On the second point, look at a career band once they have made four or five albums, and you are likely going to see something around 50 to 75 songs that they have recorded and released. How many of them are poor, how many are average, how many are good, how many are very good and how many are truly great? The answer is, not many, a handful.
It’s such a hard thing to define, but being truly great must mean that it’s a song that emotionally connects, moves you on a basic level and is so hooky that it’s in your head all day long. You know when you hear one, but they are hard to capture, hard to define, and crucially, really bloody hard to write!

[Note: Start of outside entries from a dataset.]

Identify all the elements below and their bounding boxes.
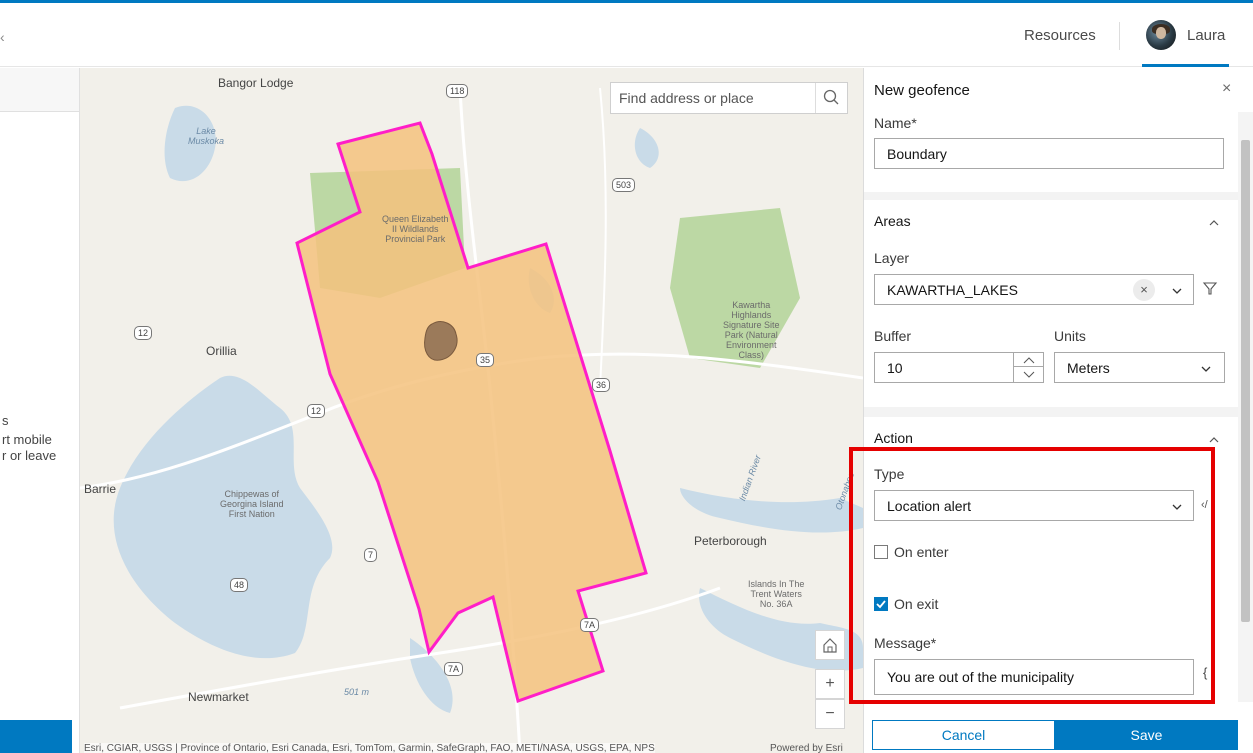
map-label: Barrie [84, 482, 117, 496]
map-label: 501 m [344, 687, 370, 697]
user-tab-indicator [1142, 64, 1229, 67]
chevron-down-icon[interactable] [1172, 286, 1182, 296]
layer-value: KAWARTHA_LAKES [887, 282, 1018, 298]
type-label: Type [874, 466, 905, 482]
buffer-stepper[interactable] [874, 352, 1044, 383]
panel-scroll-area[interactable]: Name* Boundary Areas Layer KAWARTHA_LAKE… [864, 112, 1238, 702]
highway-shield: 35 [476, 353, 495, 367]
code-icon[interactable]: ‹/ [1201, 499, 1208, 511]
action-title: Action [874, 430, 913, 446]
map-canvas [80, 87, 863, 753]
highway-shield: 12 [307, 404, 326, 418]
buffer-input[interactable] [875, 353, 1011, 382]
map-label: Orillia [206, 344, 237, 358]
road-503 [599, 87, 607, 389]
left-panel-text: rt mobile [2, 432, 52, 447]
panel-title: New geofence [874, 82, 970, 99]
decrement-icon[interactable] [1014, 368, 1044, 382]
vertical-scroll-thumb[interactable] [1241, 140, 1250, 622]
resources-link[interactable]: Resources [1024, 27, 1096, 44]
panel-header: New geofence × [864, 68, 1253, 112]
message-field[interactable]: You are out of the municipality [874, 659, 1194, 695]
home-button[interactable] [815, 630, 845, 660]
highway-shield: 12 [134, 326, 153, 340]
type-value: Location alert [887, 498, 972, 514]
close-icon[interactable]: × [1222, 80, 1231, 98]
units-select[interactable]: Meters [1054, 352, 1225, 383]
chevron-up-icon[interactable] [1209, 218, 1219, 228]
layer-select[interactable]: KAWARTHA_LAKES × [874, 274, 1194, 305]
trent-river-water [680, 488, 863, 533]
name-field[interactable]: Boundary [874, 138, 1224, 169]
filter-icon[interactable] [1202, 280, 1218, 296]
checkmark-icon [876, 600, 886, 609]
message-label: Message* [874, 635, 937, 651]
braces-icon[interactable]: { [1203, 665, 1207, 680]
on-enter-label[interactable]: On enter [894, 544, 948, 560]
highway-shield: 48 [230, 578, 249, 592]
buffer-label: Buffer [874, 328, 912, 344]
search-button[interactable] [815, 83, 847, 113]
highway-shield: 118 [446, 84, 469, 98]
clear-icon[interactable]: × [1133, 279, 1155, 301]
zoom-out-button[interactable]: − [815, 699, 845, 729]
highway-shield: 36 [592, 378, 611, 392]
search-icon [823, 89, 839, 105]
left-panel: s rt mobile r or leave [0, 68, 80, 753]
map-label: Bangor Lodge [218, 76, 294, 90]
map-label: Queen Elizabeth II Wildlands Provincial … [382, 214, 449, 244]
user-name[interactable]: Laura [1187, 27, 1225, 44]
name-value: Boundary [887, 146, 947, 162]
home-icon [823, 638, 837, 653]
units-label: Units [1054, 328, 1086, 344]
layer-label: Layer [874, 250, 910, 266]
highway-shield: 7 [364, 548, 378, 562]
left-panel-text: r or leave [2, 448, 57, 463]
map-search-box [610, 82, 848, 114]
map-attribution: Esri, CGIAR, USGS | Province of Ontario,… [84, 743, 655, 753]
areas-title: Areas [874, 213, 911, 229]
highway-shield: 7A [580, 618, 600, 632]
on-exit-checkbox[interactable] [874, 597, 888, 611]
units-value: Meters [1067, 360, 1110, 376]
app-header: ‹ Resources Laura [0, 3, 1253, 67]
map-label: Islands In The Trent Waters No. 36A [748, 579, 805, 609]
map-label: Newmarket [188, 690, 249, 704]
left-panel-header [0, 68, 79, 112]
areas-section: Areas Layer KAWARTHA_LAKES × Buffer Unit… [864, 200, 1238, 407]
action-section: Action Type Location alert ‹/ On enter O… [864, 417, 1238, 702]
vertical-scrollbar[interactable] [1238, 112, 1253, 702]
avatar[interactable] [1146, 20, 1176, 50]
search-input[interactable] [611, 83, 815, 113]
left-panel-button[interactable] [0, 720, 72, 753]
chevron-down-icon[interactable] [1172, 502, 1182, 512]
map-view[interactable]: Bangor Lodge Orillia Barrie Peterborough… [80, 68, 863, 753]
highway-shield: 7A [444, 662, 464, 676]
chevron-up-icon[interactable] [1209, 435, 1219, 445]
geofence-panel: New geofence × Name* Boundary Areas Laye… [863, 68, 1253, 753]
highway-shield: 503 [612, 178, 636, 192]
cancel-button[interactable]: Cancel [872, 720, 1055, 750]
small-lake-water [634, 128, 659, 168]
name-section: Name* Boundary [864, 112, 1238, 192]
powered-by-esri[interactable]: Powered by Esri [770, 743, 843, 753]
left-panel-text: s [2, 413, 9, 428]
name-label: Name* [874, 115, 917, 131]
map-label: Chippewas of Georgina Island First Natio… [220, 489, 284, 519]
increment-icon[interactable] [1014, 353, 1044, 367]
zoom-in-button[interactable]: + [815, 669, 845, 699]
on-enter-checkbox[interactable] [874, 545, 888, 559]
map-label: Lake Muskoka [188, 126, 225, 146]
chevron-down-icon[interactable] [1201, 364, 1211, 374]
type-select[interactable]: Location alert [874, 490, 1194, 521]
map-label: Peterborough [694, 534, 767, 548]
stepper-buttons [1013, 353, 1044, 382]
header-left-fragment: ‹ [0, 29, 5, 45]
map-label: Kawartha Highlands Signature Site Park (… [723, 300, 780, 360]
header-divider [1119, 22, 1120, 50]
message-value: You are out of the municipality [887, 669, 1075, 685]
on-exit-label[interactable]: On exit [894, 596, 938, 612]
save-button[interactable]: Save [1055, 720, 1238, 750]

But you know from your own experience that it really can take just one great song to break a band or act, and one per album from then on is enough to sustain the career momentum. If that is backed up with a bunch of very good songs, then even better. We all know of bands that seemed to go on and on for years with mediocre material after one huge smash.
Don’t set out at the start of your musical journey trying to write a hit song. You need to do some practice and it’s going to take time. What people forget is that songwriting is a craft.
Like any craft, experience and learning are key. You should study hit songs and try to take them apart and see why they emotionally touch you and why they work. You should try and identify the tricks of the trade. And then, later, you should set the toolkit that you have built to work at writing great songs.
I’m afraid I can’t teach you how to do it though! Sorry, I’ve been behind the scenes in the Music Industry, not out there being creative. There is good advice out there, but what I would hope you’d take in from this post is that you need to learn and perfect the skill.
I do know that for most songwriters I have worked with, they let the melody come first and let it dictate the flow of the lyrics. A melody isn’t good enough if you can’t easily remember it. Simplicity is a key part of their toolkit too. All too often a great talent fails because they over complicate a song and ruining it. K.I.S.S – Keep It Simple Stupid!
One last thing. Don’t think that a song has to be the way you first came up with it – there is always room for improvement. Smokey Robinson, not content with having written ‘My Guy’ for Mary Wells (fulfilling the golden rule above – unconditional love from a female perspective), then went a year later and wrote the flip version of that for the Temptations – ‘My Girl’. But, so the story goes, he and Ronald White knocked the song out in an hour or two and played it to Berry Gordy at Motown convinced that it was a hit.
He wasn’t impressed and they had to go away, rewrite and re-pitch it at least three more times, spending 50 hours plus on it before he agreed. They changed notes around, moved lines from the bridge to the intro, honed lyrics etc. Maybe it’s a myth, maybe it’s all true, but the lesson is clear. Keep honing a song until you know it’s a smash.